MANOKWARI, cahayapapua.id- Polda Papua Barat menjadi pilot project nasional dalam penerapan kebijakan manajemen risiko di lingkungan Polri. Dalam pelaksanaan program tersebut, BPKP Perwakilan Papua Barat dipercaya memberikan pendampingan mulai dari sosialisasi, bimbingan teknis, hingga pendampingan intensif guna mendukung penyempurnaan draf Peraturan Kapolri (Perkap) tentang manajemen risiko.
Kepala Perwakilan BPKP Papua Barat, Eko Heri Winarno, menyampaikan bahwa penunjukan Polda Papua Barat sebagai pilot project merupakan sebuah kehormatan besar sekaligus bentuk kepercayaan dari pimpinan Polri kepada BPKP di daerah.
“Sebenarnya ini suatu kehormatan besar, khususnya kami di BPKP Provinsi Papua Barat karena sudah menerima kepercayaan untuk memberikan pendampingan. Kita mulai dari hari ini dengan sosialisasi, kemudian nanti lanjut dengan bimbingan teknis dan pendampingan, mungkin selama satu bulan,” ujar Eko kepada media usai pembukaan Sosialisasi Manajemen Risiko di Polda Papua Barat, Kamis (29/1/2025).
Ia menjelaskan, pendampingan tersebut ditargetkan mampu menghasilkan rekomendasi Peraturan Kapolri (Perkap) tentang manajemen risiko sesuai dengan arahan Kapolri, sehingga sebelum Lebaran Perkap tersebut sudah direkomendasikan.
Menurut Eko, tujuan utama pelaksanaan piloting ini adalah memberikan masukan terhadap rancangan Perkap manajemen risiko. Ia menyebutkan bahwa BPKP bersama jajaran Polri telah melalui proses panjang dalam menyampaikan masukan kepada pimpinan Polri di tingkat pusat.
“Tujuan dari piloting ini yang pertama adalah memberikan masukan terhadap rancangan Perkap, karena kita sudah berproses memberikan masukan-masukan kepada pimpinan Kapolri di pusat,” jelasnya.
Ia berharap kebijakan penerapan manajemen risiko di lingkungan Polri melalui pilot project di Polda Papua Barat dapat berjalan secara efektif dan mencapai tujuan yang telah ditetapkan.

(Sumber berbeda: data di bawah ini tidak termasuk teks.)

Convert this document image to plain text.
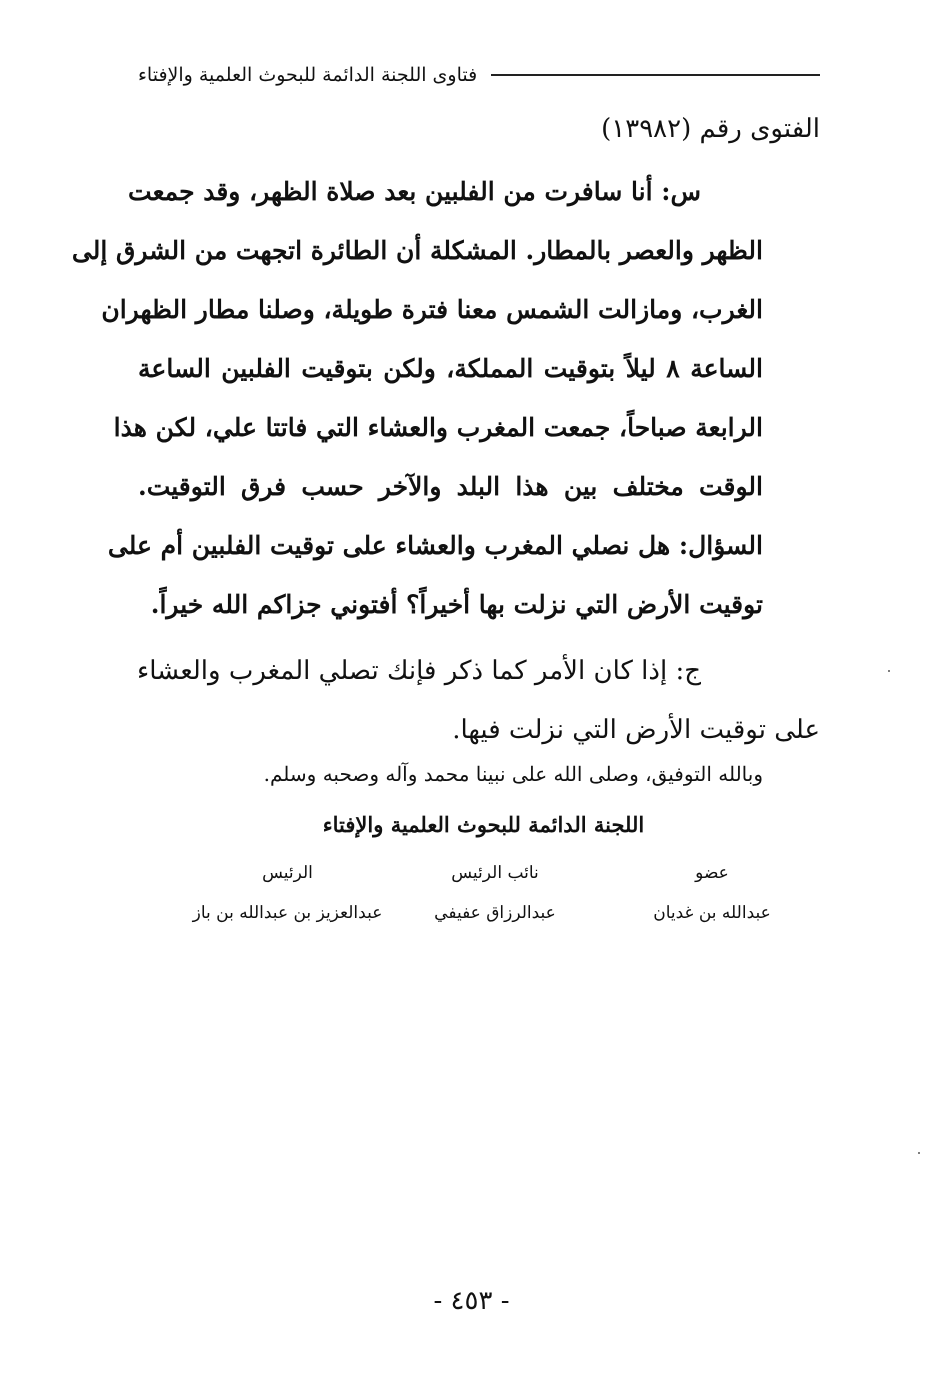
فتاوى اللجنة الدائمة للبحوث العلمية والإفتاء
الفتوى رقم (١٣٩٨٢)
س: أنا سافرت من الفلبين بعد صلاة الظهر، وقد جمعت
الظهر والعصر بالمطار. المشكلة أن الطائرة اتجهت من الشرق إلى
الغرب، ومازالت الشمس معنا فترة طويلة، وصلنا مطار الظهران
الساعة ٨ ليلاً بتوقيت المملكة، ولكن بتوقيت الفلبين الساعة
الرابعة صباحاً، جمعت المغرب والعشاء التي فاتتا علي، لكن هذا
الوقت مختلف بين هذا البلد والآخر حسب فرق التوقيت.
السؤال: هل نصلي المغرب والعشاء على توقيت الفلبين أم على
توقيت الأرض التي نزلت بها أخيراً؟ أفتوني جزاكم الله خيراً.
ج: إذا كان الأمر كما ذكر فإنك تصلي المغرب والعشاء
على توقيت الأرض التي نزلت فيها.
وبالله التوفيق، وصلى الله على نبينا محمد وآله وصحبه وسلم.
اللجنة الدائمة للبحوث العلمية والإفتاء
عضو
عبدالله بن غديان
نائب الرئيس
عبدالرزاق عفيفي
الرئيس
عبدالعزيز بن عبدالله بن باز
- ٤٥٣ -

Lebih lanjut, Eko menerangkan bahwa manajemen risiko merupakan alat penting bagi instansi pemerintah dalam mengawal pencapaian tujuan organisasi. Setiap instansi, termasuk Polri dan BPKP, memiliki tujuan yang tertuang dalam rencana strategis masing-masing.
“Sebenarnya manajemen risiko ini adalah alat bagi instansi pemerintah, khususnya untuk mengawal pencapaian tujuannya masing-masing. Kalau saya lihat, pencapaian tujuan itu memiliki rentang masing-masing, Polri punya, kementerian punya, BPKP juga punya, “paparnya.
Ia menegaskan bahwa dalam proses pencapaian tujuan tersebut, risiko tidak dapat dihindari dan harus dikelola secara sistematis agar tidak menghambat kinerja organisasi.
“Di dalam mencapai tujuan itu pasti ada risiko-risiko yang akan menghambat. Manajemen risiko itu mengawal agar risiko itu tidak terjadi, kalaupun terjadi, masih berada di bawah selera risiko yang bisa diterima,” tambahnya.
Eko menambahkan bahwa secara teknis, penerapan manajemen risiko akan dibahas lebih rinci dalam tahapan bimbingan teknis dan pendampingan yang akan dilaksanakan selanjutnya.
Sementara itu, Wakapolda Papua Barat Brigjen Pol. Sulastiana, menyampaikan harapannya agar kesempatan piloting ini dapat dimanfaatkan secara optimal oleh seluruh jajaran Polda Papua Barat.
Ia menekankan bahwa selama proses piloting berlangsung, Polda Papua Barat diharapkan dapat memberikan kontribusi nyata berupa masukan kepada tim pusat dalam rangka penyempurnaan draf Perkap terkait manajemen resiko.
Menurutnya, Perkap tersebut merupakan tindak lanjut dari Peraturan Presiden Nomor 39 Tahun 2023 tentang Manajemen Risiko Pembangunan Nasional, yang juga telah diterapkan di berbagai kementerian dan lembaga.
“Seperti di berbagai K/L lainnya, kita berharap bahwa penerapan kebijakan manajemen risiko di Polda Papua Barat ini bisa berjalan dan bisa mendorong kinerja Polda Papua Barat dalam pemeliharaan keamanan dan ketertiban masyarakat,” pungkasnya.